Returning to England in 1958, Blyton became an editor at Mills Music, where his responsibilities included overseeing the works of Richard Rodney Bennett and Roberto Gerhard. From 1963 he was a freelance arranger and editor, working at Faber Music from 1964. There he edited works by Gustav Holst and became associated with the publishing of many of Benjamin Britten’s scores, from Curlew River to Owen Wingrave. From 1963 he spent a decade on the professional staff of the Trinity College of Music and from 1972 another decade as Professor of Composition for Film, Television and Radio at the Guildhall School of Music and Drama.

During this time he continued to produce his own original works, many of which are published. At Faber Music he collaborated with Donald Mitchell to produce The Faber Book of Nursery Songs. He also composed several scores for film and televisions shows, including music for three episodes of Doctor Who. Blyton’s orchestral and instrumental works, many of which are published by Fand Music, include his Cinque Ports and Overture: The Hobbit as well as music for solo guitar, A Catch for Wind Instruments and some exceptional vocal works, including Lachrymae—In Memoriam John Dowland and Lyrics from the Chinese, which have recently been recorded by Ian Partridge with the Britten Sinfonia under Nicholas Cleobury for the Upbeat label.
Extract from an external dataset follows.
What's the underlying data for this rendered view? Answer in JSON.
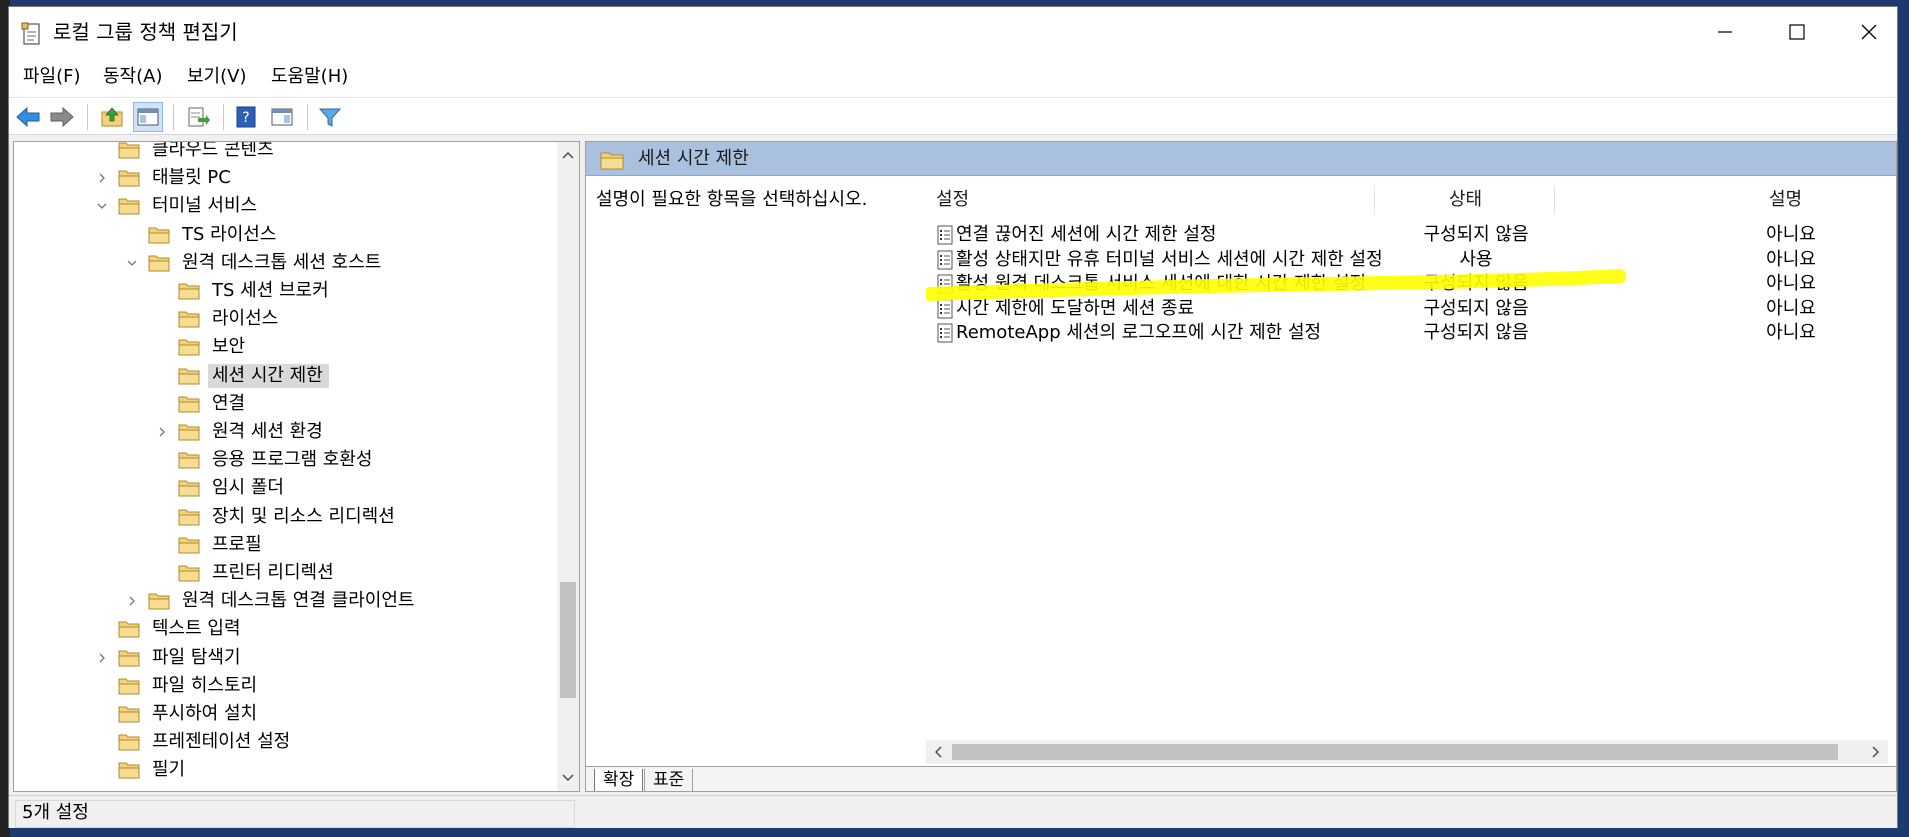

In 1997 a clear-out of Blyton’s drawers, his first for more than 30 years, revealed that his famous aunt had suffered more than 500 rejections from publishers when she first started writing. In a letter to her nephew she wrote: “You don’t put me off with the talk of your disappointments—such a tale is quite usual.” In later years Blyton and his wife, Mary, moved to the Suffolk town of Woodbridge, where he relished the beauty and atmosphere and was filled with plans before his health declined.

He is survived by his wife and two sons, and a legacy of music and writing that looks destined to give pleasure for many years to come.


A week after the above obituary was published, it was followed up by a letter from a reader:

Carey Blyton was highly regarded and popular with generations of Open University students attending the Arts Foundation summer schools held at Westfield College, Hampstead, in the 1980s. Despite his severe physical disabilities he devoted himself apparently tirelessly to his music students and never confined himself merely to the set course work. In the evenings he held court at his informal musical entertainments, which became one of the highlights of the extra-curricular enjoyments.

At the formal summer school concerts he performed his own witty musical compositions and in addition regularly recruited impromptu choirs. His company was always delightful, amusing and infectious, and sometimes naughty. He created happy occasions for everyone.